Periodically, I’m asked the question:

Should I learn JavaScript or jQuery first?

Last month, I wrote about my two favorite JavaScript books, and though I considered answering that question in the post, it seemed a bit off topic – at least that day.

So why not take the opportunity to cover it in a post of its own?

Is It JavaScript or jQuery First?

The truth is, three or four years ago, I would’ve said that you needed to learn JavaScript first. Hands-down. No questions. Always learn the foundation before moving on to the library or the framework.

But as time has passed, my stance has changed.

In short, I simply say that it’s up to you.

Learn JavaScript First

If you opt to learn JavaScript first, then you’re certainly going to have the foundational language covered, and you’re going to understand how jQuery is doing some of the stuff that it does by wrapping objects with the jQuery object, how it handles manipulating the DOM, and so on.
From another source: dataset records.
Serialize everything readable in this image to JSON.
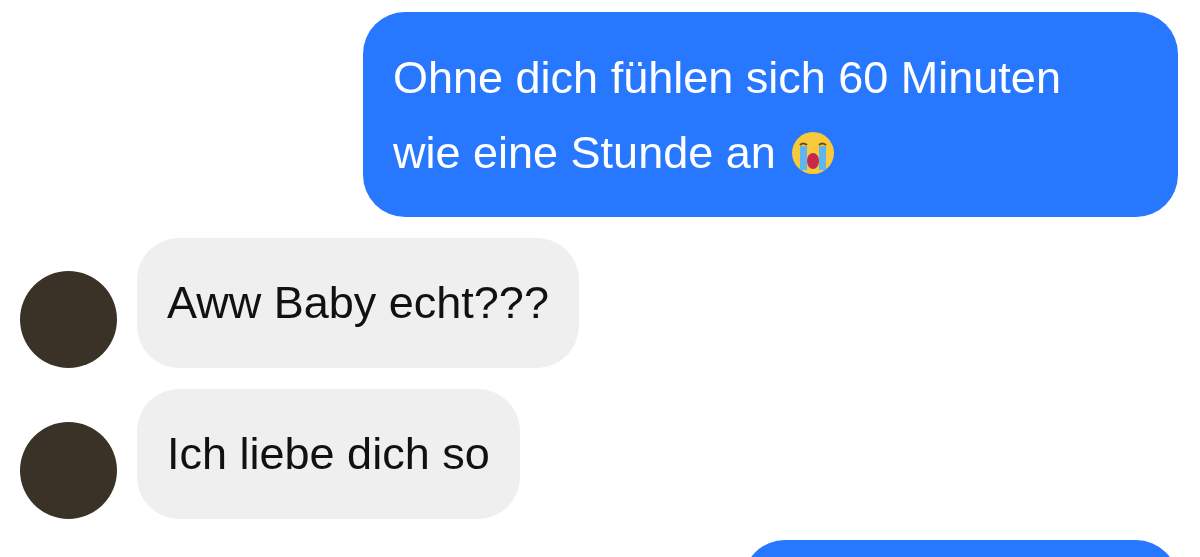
{
  "messages": [
    {
      "kind": "outgoing",
      "text": "Ohne dich fühlen sich 60 Minuten wie eine Stunde an",
      "emoji_after": true
    },
    {
      "kind": "incoming",
      "text": "Aww Baby echt???",
      "avatar": true
    },
    {
      "kind": "incoming",
      "text": "Ich liebe dich so",
      "avatar": true
    },
    {
      "kind": "outgoing_cut"
    }
  ]
}
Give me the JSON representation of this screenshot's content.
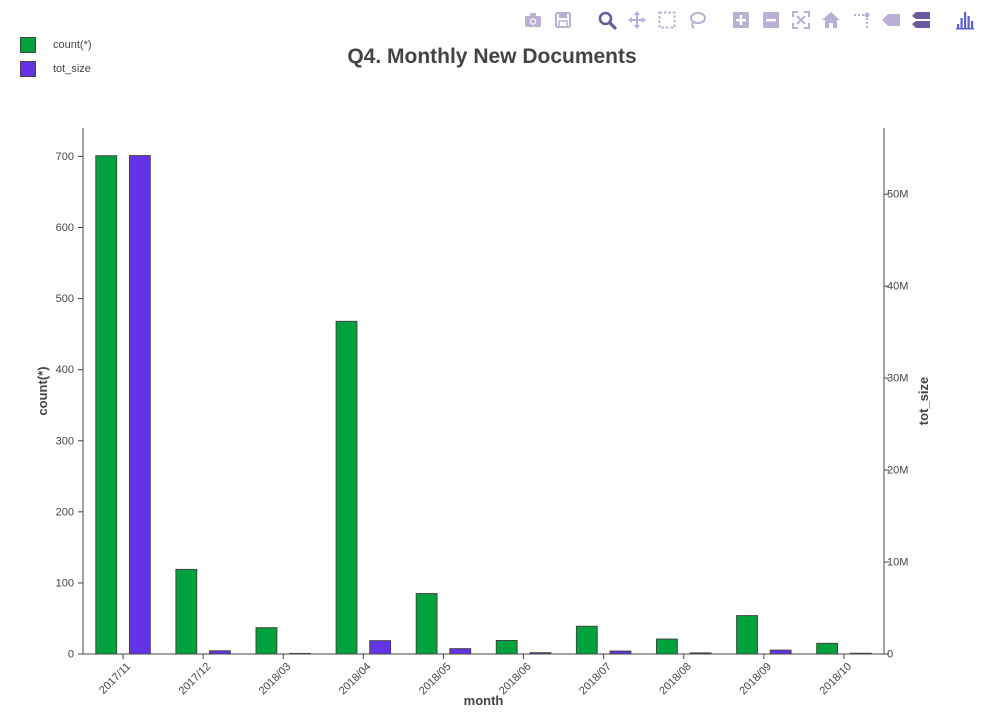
{
  "modebar": {
    "groups": [
      [
        {
          "name": "camera-icon"
        },
        {
          "name": "save-icon"
        }
      ],
      [
        {
          "name": "zoom-icon"
        },
        {
          "name": "pan-icon"
        },
        {
          "name": "box-select-icon"
        },
        {
          "name": "lasso-select-icon"
        }
      ],
      [
        {
          "name": "zoom-in-icon"
        },
        {
          "name": "zoom-out-icon"
        },
        {
          "name": "autoscale-icon"
        },
        {
          "name": "reset-axes-icon"
        },
        {
          "name": "spike-lines-icon"
        },
        {
          "name": "hover-closest-icon"
        },
        {
          "name": "hover-compare-icon"
        }
      ],
      [
        {
          "name": "plotly-logo-icon"
        }
      ]
    ]
  },
  "colors": {
    "count": "#00a23c",
    "tot_size": "#6433e8",
    "toolbar_icon": "#b9b0d4",
    "toolbar_active": "#6b5a9c",
    "logo": "#5b5fc7"
  },
  "chart_data": {
    "type": "bar",
    "title": "Q4. Monthly New Documents",
    "xlabel": "month",
    "ylabel": "count(*)",
    "y2label": "tot_size",
    "categories": [
      "2017/11",
      "2017/12",
      "2018/03",
      "2018/04",
      "2018/05",
      "2018/06",
      "2018/07",
      "2018/08",
      "2018/09",
      "2018/10"
    ],
    "series": [
      {
        "name": "count(*)",
        "axis": "y",
        "values": [
          701,
          119,
          37,
          468,
          85,
          19,
          39,
          21,
          54,
          15
        ]
      },
      {
        "name": "tot_size",
        "axis": "y2",
        "values": [
          54200000,
          350000,
          60000,
          1450000,
          580000,
          140000,
          320000,
          120000,
          420000,
          80000
        ]
      }
    ],
    "ylim": [
      0,
      740
    ],
    "y2lim": [
      0,
      57200000
    ],
    "yticks": [
      0,
      100,
      200,
      300,
      400,
      500,
      600,
      700
    ],
    "y2ticks": [
      0,
      10000000,
      20000000,
      30000000,
      40000000,
      50000000
    ],
    "y2ticklabels": [
      "0",
      "10M",
      "20M",
      "30M",
      "40M",
      "50M"
    ],
    "grid": false,
    "legend": "top-left"
  }
}
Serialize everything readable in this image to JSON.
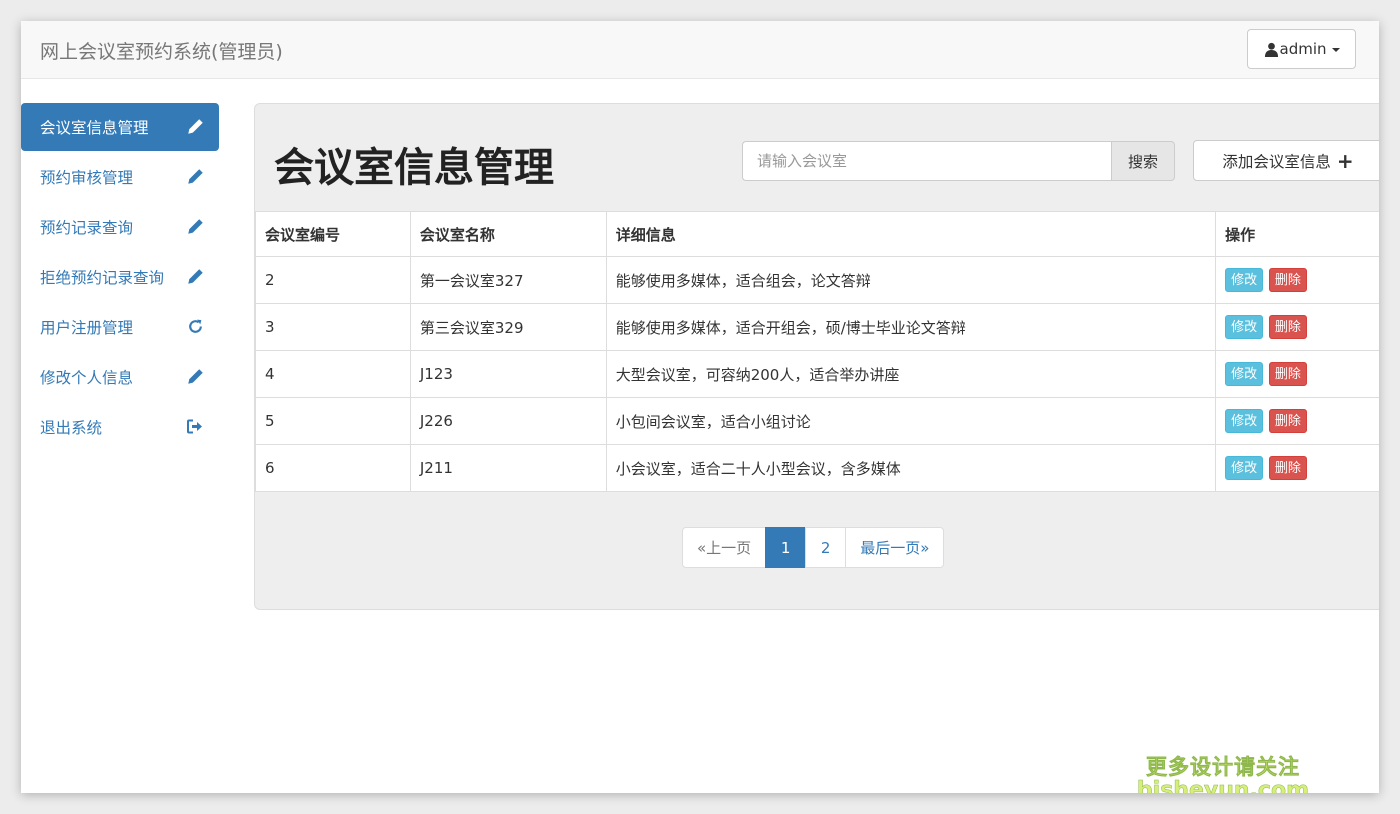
{
  "navbar": {
    "brand": "网上会议室预约系统(管理员)",
    "user_label": "admin"
  },
  "sidebar": {
    "items": [
      {
        "label": "会议室信息管理",
        "icon": "pencil-icon",
        "active": true
      },
      {
        "label": "预约审核管理",
        "icon": "pencil-icon"
      },
      {
        "label": "预约记录查询",
        "icon": "pencil-icon"
      },
      {
        "label": "拒绝预约记录查询",
        "icon": "pencil-icon"
      },
      {
        "label": "用户注册管理",
        "icon": "refresh-icon"
      },
      {
        "label": "修改个人信息",
        "icon": "pencil-icon"
      },
      {
        "label": "退出系统",
        "icon": "logout-icon"
      }
    ]
  },
  "main": {
    "title": "会议室信息管理",
    "search_placeholder": "请输入会议室",
    "search_button": "搜索",
    "add_button": "添加会议室信息",
    "table": {
      "headers": [
        "会议室编号",
        "会议室名称",
        "详细信息",
        "操作"
      ],
      "rows": [
        {
          "id": "2",
          "name": "第一会议室327",
          "detail": "能够使用多媒体，适合组会，论文答辩"
        },
        {
          "id": "3",
          "name": "第三会议室329",
          "detail": "能够使用多媒体，适合开组会，硕/博士毕业论文答辩"
        },
        {
          "id": "4",
          "name": "J123",
          "detail": "大型会议室，可容纳200人，适合举办讲座"
        },
        {
          "id": "5",
          "name": "J226",
          "detail": "小包间会议室，适合小组讨论"
        },
        {
          "id": "6",
          "name": "J211",
          "detail": "小会议室，适合二十人小型会议，含多媒体"
        }
      ],
      "edit_label": "修改",
      "delete_label": "删除"
    },
    "pagination": {
      "prev": "«上一页",
      "pages": [
        "1",
        "2"
      ],
      "current": "1",
      "last": "最后一页»"
    }
  },
  "watermark": {
    "line1": "更多设计请关注",
    "line2": "bisheyun.com"
  },
  "colors": {
    "primary": "#337ab7",
    "info": "#5bc0de",
    "danger": "#d9534f",
    "panel_bg": "#eeeeee",
    "navbar_bg": "#f8f8f8"
  }
}
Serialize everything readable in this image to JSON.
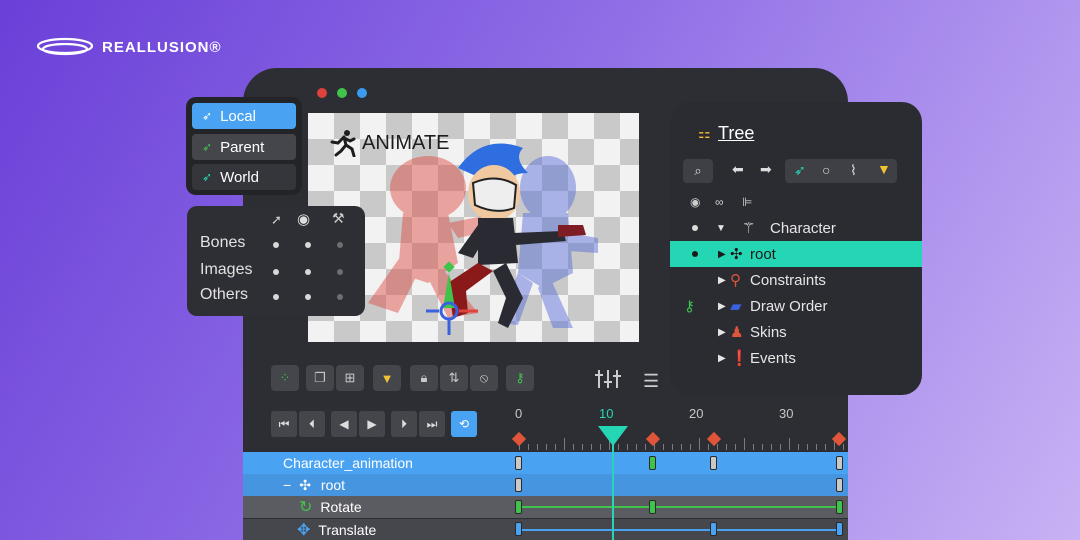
{
  "brand": {
    "logo_text": "REALLUSION®"
  },
  "window": {
    "dot_colors": [
      "#e0413a",
      "#3fc34b",
      "#3a9bf0"
    ]
  },
  "viewport": {
    "mode_label": "ANIMATE"
  },
  "transform_space": {
    "items": [
      {
        "label": "Local",
        "selected": true
      },
      {
        "label": "Parent",
        "selected": false
      },
      {
        "label": "World",
        "selected": false
      }
    ]
  },
  "visibility": {
    "columns": [
      "select-arrow-icon",
      "eye-icon",
      "bone-icon"
    ],
    "rows": [
      {
        "label": "Bones",
        "states": [
          true,
          true,
          false
        ]
      },
      {
        "label": "Images",
        "states": [
          true,
          true,
          false
        ]
      },
      {
        "label": "Others",
        "states": [
          true,
          true,
          false
        ]
      }
    ]
  },
  "tree": {
    "title": "Tree",
    "items": [
      {
        "label": "Character",
        "icon": "figure-icon",
        "selected": false
      },
      {
        "label": "root",
        "icon": "bone-cross-icon",
        "selected": true
      },
      {
        "label": "Constraints",
        "icon": "constraint-icon",
        "selected": false
      },
      {
        "label": "Draw Order",
        "icon": "draw-order-icon",
        "selected": false
      },
      {
        "label": "Skins",
        "icon": "skins-icon",
        "selected": false
      },
      {
        "label": "Events",
        "icon": "events-icon",
        "selected": false
      }
    ]
  },
  "timeline": {
    "ruler": [
      "0",
      "10",
      "20",
      "30"
    ],
    "current_frame": 10,
    "tracks": [
      {
        "label": "Character_animation",
        "type": "animation"
      },
      {
        "label": "root",
        "type": "bone"
      },
      {
        "label": "Rotate",
        "type": "rotate"
      },
      {
        "label": "Translate",
        "type": "translate"
      }
    ]
  },
  "colors": {
    "accent_teal": "#25d6b4",
    "selection_blue": "#4aa3f2",
    "key_red": "#e0553a"
  }
}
But learning JavaScript before jQuery (or any other JavaScript framework or library, for that matter) is no more a pre-requisite than learning:

  • Assembly before C or C++,
  • C before PHP or Ruby,
  • C++ before .NET,
  • Ruby before Rails
  • PHP before Zend Framework (or WordPress, for that matter)
  • …and so on

This is not to say there aren’t advantages to doing so, but it certainly isn’t a stop gap that will prevent you from getting things done.

Learn jQuery First

If you opt to learn jQuery first, then there are going to be things that you simply take for granted.

Sure, you’re going to learn how to easily manipulate the DOM, do so in a cross-browser way, easily iterate through arrays, collections, and so on; however, you won’t necessarily know much about prototypes, callbacks (or maybe you will if you’ve worked in other languages), how to pass functions are arguments (similar to C’s function pointers) and so on.

But how much of that is really required to be productive? I’d say that very little of it is essential because you have a solid set of documentation that shows you how to get stuff done.

For some, that’s the most important aspect.

Regardless, if you start with jQuery and then back into JavaScript, then there are going to be things that simply “click” into place because you’re going to understand what jQuery is actually doing.

But One is Better, Right?

Honestly, this is your call and I’d say that almost every developer is going to have his or her own stance on this topic, and I’m no different.

I think it depends.

If you’re one of those that’s driven by having a deep understanding of the underlying nature of the tools with which you’re working, then start with JavaScript; otherwise, you’ve nothing to lose with starting with jQuery and then working backwards into JavaScript.

I say it’s your call; others may say otherwise.